GBIF's IPT has an auto-generation - Turn On/Off - tool to let the IPT auto-generate the resource citation for you. The citation includes a version number, which is especially important for datasets that are continuously updated. The dataset citation can also include a Citation Identifier - a DOI, URI, or other persistent identifier that resolves to an online dataset web page.

The OBIS node data managers should try to implement a certain degree of format standardization for the dataset citations. The IPT provides an option to auto-generate a citation based on the EML and is formatted as follows: {dataset.authors} ({dataset.pubDate}) {dataset.title}. [Version {dataset.version}]. {organization.title}. {dataset.type} Dataset {dataset.doi}, {dataset.url}

Bibliography

The EML can include the citation of the publications that are related to the described dataset. They can describe the dataset, be based on the dataset or be used in this dataset. Publications can be scientific papers, reports, PhD or master theses. If available, the citation should include the DOI at the end.

This overview will contribute to a better understanding of the data as these publications can hold important additional information on the data and how they were acquired.

Collection Data

This IPT section should only be filled out if there are specimens held in a museum. If relevant, it is strongly recommended that this information is supplied by the data provider or left blank. The collection name, specimen preservation method, and curatorial units should be provided, as applicable.

Screenshot of the Collection Data page showing what information can be provided for museum specimens{width=70%}

External Links

This section can include URLs to the resource homepage, to download or find additional information. You can also provide links to your resource if it is hosted elsewhere in different formats.
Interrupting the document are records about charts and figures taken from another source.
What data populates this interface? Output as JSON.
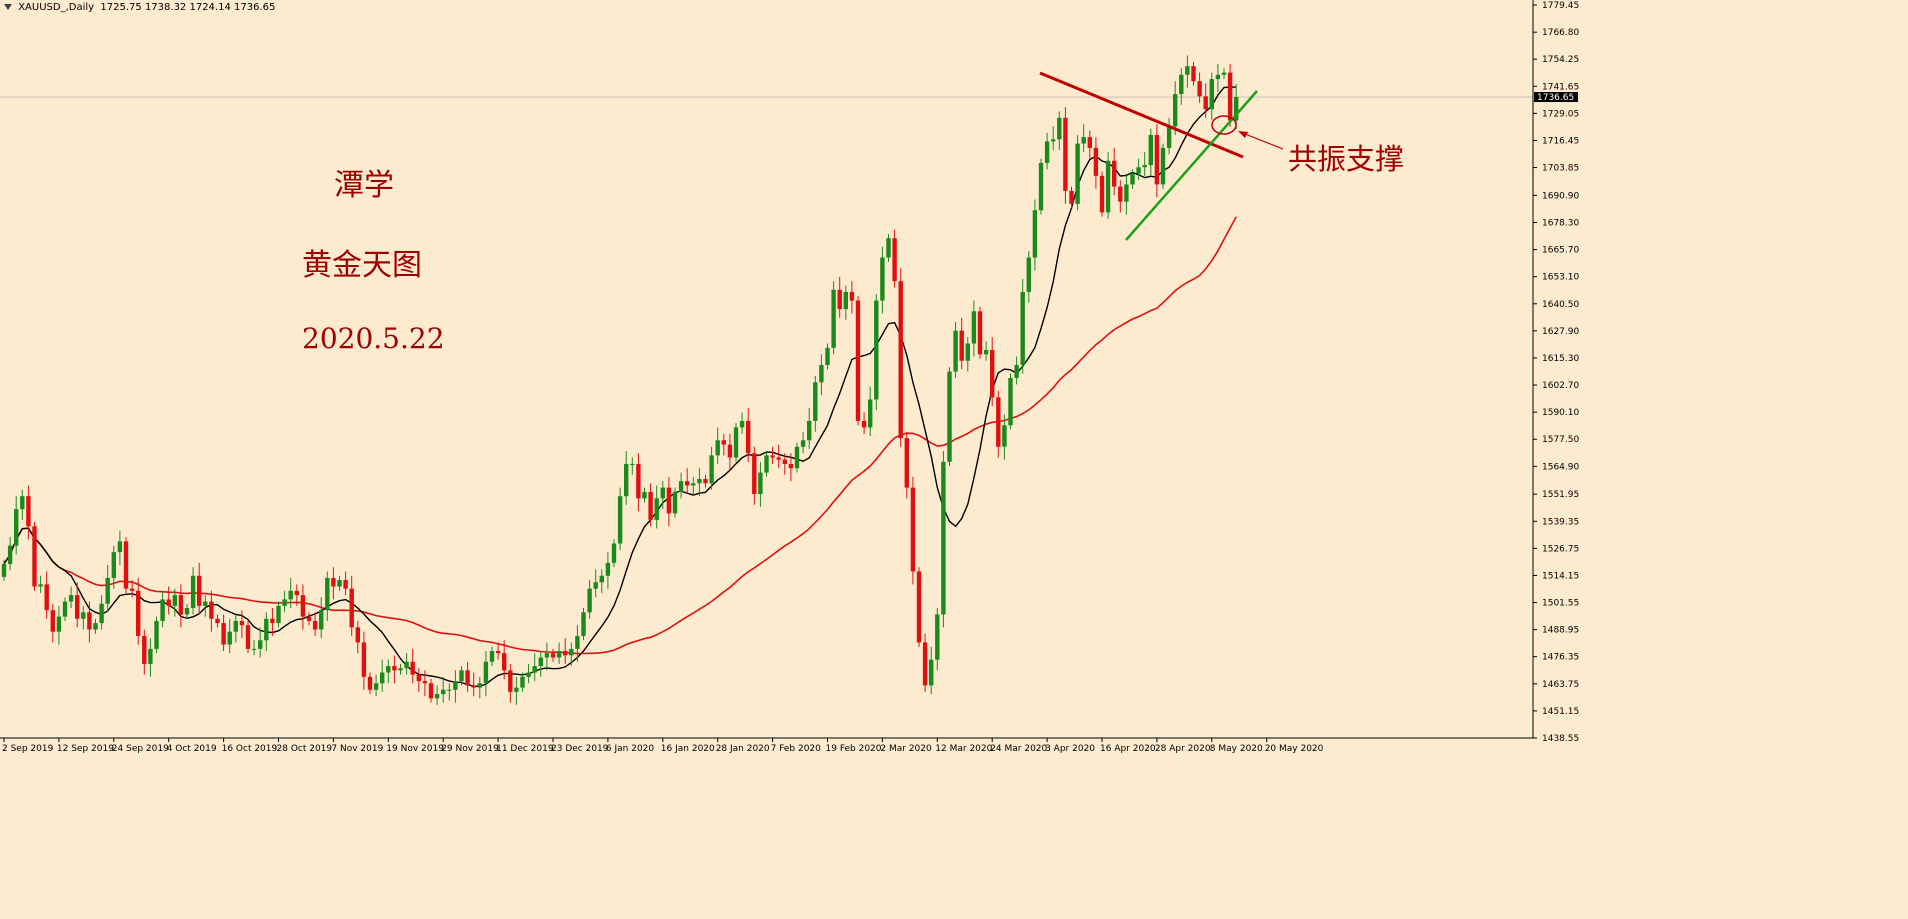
{
  "header": {
    "symbol": "XAUUSD_,Daily",
    "ohlc": "1725.75 1738.32 1724.14 1736.65"
  },
  "annotations": {
    "author": "潭学",
    "subtitle": "黄金天图",
    "date": "2020.5.22",
    "callout": "共振支撑"
  },
  "colors": {
    "background": "#fdebd0",
    "bull": "#1a8a1a",
    "bear": "#e01010",
    "ma_fast": "#000000",
    "ma_slow": "#e01010",
    "trend_down": "#c00000",
    "trend_up": "#1aa01a"
  },
  "chart_data": {
    "type": "candlestick",
    "symbol": "XAUUSD_",
    "timeframe": "Daily",
    "current_price": "1736.65",
    "ylim": [
      1438.55,
      1779.45
    ],
    "y_ticks": [
      "1779.45",
      "1766.80",
      "1754.25",
      "1741.65",
      "1729.05",
      "1716.45",
      "1703.85",
      "1690.90",
      "1678.30",
      "1665.70",
      "1653.10",
      "1640.50",
      "1627.90",
      "1615.30",
      "1602.70",
      "1590.10",
      "1577.50",
      "1564.90",
      "1551.95",
      "1539.35",
      "1526.75",
      "1514.15",
      "1501.55",
      "1488.95",
      "1476.35",
      "1463.75",
      "1451.15",
      "1438.55"
    ],
    "x_ticks": [
      "2 Sep 2019",
      "12 Sep 2019",
      "24 Sep 2019",
      "4 Oct 2019",
      "16 Oct 2019",
      "28 Oct 2019",
      "7 Nov 2019",
      "19 Nov 2019",
      "29 Nov 2019",
      "11 Dec 2019",
      "23 Dec 2019",
      "6 Jan 2020",
      "16 Jan 2020",
      "28 Jan 2020",
      "7 Feb 2020",
      "19 Feb 2020",
      "2 Mar 2020",
      "12 Mar 2020",
      "24 Mar 2020",
      "3 Apr 2020",
      "16 Apr 2020",
      "28 Apr 2020",
      "8 May 2020",
      "20 May 2020"
    ],
    "candles_per_tick": 9,
    "series": [
      {
        "type": "candlestick",
        "closes": [
          1519.5,
          1528.0,
          1545.0,
          1551.0,
          1537.0,
          1509.0,
          1510.0,
          1498.0,
          1488.0,
          1495.0,
          1502.0,
          1505.0,
          1494.0,
          1497.0,
          1489.0,
          1492.0,
          1501.0,
          1513.0,
          1525.0,
          1530.0,
          1508.0,
          1507.0,
          1486.0,
          1473.0,
          1480.0,
          1493.0,
          1503.0,
          1500.0,
          1505.0,
          1496.0,
          1499.0,
          1514.0,
          1500.0,
          1502.0,
          1494.0,
          1492.0,
          1482.0,
          1488.0,
          1493.0,
          1491.0,
          1480.0,
          1480.0,
          1484.0,
          1494.0,
          1492.0,
          1500.0,
          1503.0,
          1507.0,
          1505.0,
          1495.0,
          1493.0,
          1489.0,
          1498.0,
          1513.0,
          1509.0,
          1512.0,
          1508.0,
          1490.0,
          1483.0,
          1467.0,
          1461.0,
          1464.0,
          1469.0,
          1472.0,
          1470.0,
          1471.0,
          1474.0,
          1468.0,
          1465.0,
          1464.0,
          1457.0,
          1459.0,
          1461.0,
          1461.0,
          1465.0,
          1470.0,
          1463.0,
          1462.0,
          1464.0,
          1474.0,
          1479.0,
          1478.0,
          1470.0,
          1460.0,
          1462.0,
          1467.0,
          1469.0,
          1472.0,
          1476.0,
          1478.0,
          1476.0,
          1479.0,
          1477.0,
          1480.0,
          1486.0,
          1497.0,
          1508.0,
          1511.0,
          1514.0,
          1520.0,
          1529.0,
          1551.0,
          1566.0,
          1566.0,
          1550.0,
          1553.0,
          1540.0,
          1550.0,
          1555.0,
          1543.0,
          1553.0,
          1558.0,
          1556.0,
          1557.0,
          1559.0,
          1557.0,
          1570.0,
          1577.0,
          1575.0,
          1569.0,
          1583.0,
          1586.0,
          1571.0,
          1552.0,
          1562.0,
          1570.0,
          1569.0,
          1568.0,
          1566.0,
          1564.0,
          1574.0,
          1577.0,
          1586.0,
          1604.0,
          1612.0,
          1620.0,
          1647.0,
          1638.0,
          1646.0,
          1642.0,
          1586.0,
          1583.0,
          1596.0,
          1642.0,
          1662.0,
          1671.0,
          1651.0,
          1578.0,
          1555.0,
          1516.0,
          1483.0,
          1463.0,
          1475.0,
          1496.0,
          1567.0,
          1609.0,
          1628.0,
          1614.0,
          1622.0,
          1637.0,
          1617.0,
          1619.0,
          1597.0,
          1574.0,
          1584.0,
          1606.0,
          1612.0,
          1646.0,
          1662.0,
          1684.0,
          1706.0,
          1716.0,
          1717.0,
          1727.0,
          1693.0,
          1687.0,
          1715.0,
          1718.0,
          1713.0,
          1700.0,
          1683.0,
          1707.0,
          1695.0,
          1688.0,
          1696.0,
          1701.0,
          1704.0,
          1705.0,
          1719.0,
          1696.0,
          1713.0,
          1723.0,
          1738.0,
          1747.0,
          1751.0,
          1744.0,
          1737.0,
          1731.0,
          1745.0,
          1747.0,
          1748.0,
          1725.75,
          1736.65
        ]
      },
      {
        "name": "",
        "type": "line"
      },
      {
        "name": "",
        "type": "line"
      }
    ]
  }
}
Links to the online dataset on the OBIS website can be added once the data is available there. For these OBIS links, the required fields should be completed as follows:

  • Name: online dataset
  • Character set: UTF-8
  • Data format: html

If other links are added, then the data format for web-based data is ‘html’. If the link refers to a file, the data format of the file will need to be added (e.g. .xlsx, .pdf …). The character set for all Darwin Core files is UTF-8, whereas for other web pages this can vary, so you may need to confirm.

Additional Metadata

Any remaining information that could not be catalogued under any of the other metadata, can be mentioned here. This may include logos, purpose of the dataset, a description of how the dataset will be maintained, etc.